5 or so years ago, I had all my domain management and hosting done through Network Solutions. It turns out they were charging $35 per year for domain name renewal, when relative newcomers like GoDaddy were charge about $8. Switching away from Network Solutions was purely cost-savings for me then, and I haven't been disappointed with GoDaddy since switching.
I just got off the phone with Network Solutions, after about 2 weeks of mind-numbing attempts to wrestle another domain from their clutches. Here's the run-down:
The domain isn't mine; it belongs to a customer. The admin contact has left their organization, and left only the login information for the NetSol account. I logged into his account and changed the admin email address, so I'd get the authorization code, instead of him. I requested the authorization code for the transfer, and when it didn't come, I requested it again. When that didn't come, I requested it a third time (all in the same day).

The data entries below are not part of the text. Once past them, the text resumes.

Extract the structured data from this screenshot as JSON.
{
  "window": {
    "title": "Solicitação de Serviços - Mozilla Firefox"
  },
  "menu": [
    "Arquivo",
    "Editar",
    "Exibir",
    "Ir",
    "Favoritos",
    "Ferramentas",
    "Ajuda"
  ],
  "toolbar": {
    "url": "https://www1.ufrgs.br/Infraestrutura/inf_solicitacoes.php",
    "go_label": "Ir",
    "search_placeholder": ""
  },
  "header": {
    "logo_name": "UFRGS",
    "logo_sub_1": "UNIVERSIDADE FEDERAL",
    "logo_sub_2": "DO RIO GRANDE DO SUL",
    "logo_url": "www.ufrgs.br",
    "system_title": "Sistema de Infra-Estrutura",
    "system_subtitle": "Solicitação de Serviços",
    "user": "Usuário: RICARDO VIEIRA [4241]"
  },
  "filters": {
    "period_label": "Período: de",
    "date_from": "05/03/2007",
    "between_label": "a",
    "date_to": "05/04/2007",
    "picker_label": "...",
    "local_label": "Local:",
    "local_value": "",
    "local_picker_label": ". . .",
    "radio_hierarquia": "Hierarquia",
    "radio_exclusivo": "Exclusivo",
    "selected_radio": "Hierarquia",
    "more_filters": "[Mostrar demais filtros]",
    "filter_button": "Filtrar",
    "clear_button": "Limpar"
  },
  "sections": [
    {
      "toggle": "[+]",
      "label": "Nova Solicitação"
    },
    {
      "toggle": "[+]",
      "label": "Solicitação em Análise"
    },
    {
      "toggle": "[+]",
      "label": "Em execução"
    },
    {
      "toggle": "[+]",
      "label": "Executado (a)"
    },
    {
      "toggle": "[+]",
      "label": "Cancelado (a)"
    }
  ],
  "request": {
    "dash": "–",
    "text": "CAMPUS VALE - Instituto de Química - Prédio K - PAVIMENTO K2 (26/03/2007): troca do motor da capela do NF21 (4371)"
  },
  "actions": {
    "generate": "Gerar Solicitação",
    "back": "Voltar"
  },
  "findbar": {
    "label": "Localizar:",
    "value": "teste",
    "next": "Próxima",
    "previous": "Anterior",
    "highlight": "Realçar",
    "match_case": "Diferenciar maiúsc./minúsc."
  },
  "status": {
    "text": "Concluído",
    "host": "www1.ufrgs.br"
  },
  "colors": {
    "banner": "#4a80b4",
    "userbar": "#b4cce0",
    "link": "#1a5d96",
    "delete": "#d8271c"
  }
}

The first message I got from NetSol (shortly after the third auth code request), was a special 'transfer lock' that was put in place because of 'suspicious activity' on the account. Here are the highlights:
Some of the domains in your account(s) will not be able to be transferred to another registrar for a period of 30 days. This transfer-lock has been applied for security reasons to help prevent unauthorized transfer of your domain registration(s) to another registrar.
To see which domains have been locked, simply log into your Account Manager and click on a domain.
The transfer-lock will be removed on October 7, 2008, after which, you may transfer your domain registration(s). If you wish to transfer sooner, please contact our Customer Service and we can assist you with submitting a request to have this lock removed.
As suggested, I called Network Solutions. They were closed (it was Sunday). I called this afternoon (Monday), and successfully navigated their phone prompts to get to the guy who can help. It turns out, he can't help. Even though my email address clearly is the admin contact, the old contact's *name* is still there. While he was escalating my problem to someone else, I changed the name (via the NetSol site) on the account.
The second guy introduced me to a new problem. Because of the "special lock" (that's a real quote) placed on the account, there's nothing we can do until 1-2 days from now. I asked why he can't just remove the "special lock" right now, and he advised it's against policy. When I asked who's policy...the answer, of course, is Network Solutions.
So, I'm left wondering what is the advantage of having such a policy. You've got a guy on the phone who's information is all over the account, and who obviously has control of the account; why not release it? The answer, I think, is in the sales pitch I was given (by both guys). Why not just migrate all your other sites to us? How about if I make the renewal price $8.95 per domain? We have hosting here too, can I interest you in that?
Blah. Maybe GoDaddy (or some other registrar) would do the same thing, but that's just a ridiculous, used car salesman approach to dealing with people (no offense toward any used vehicle sales people :\ ). Network Solutions will never see any of my accounts.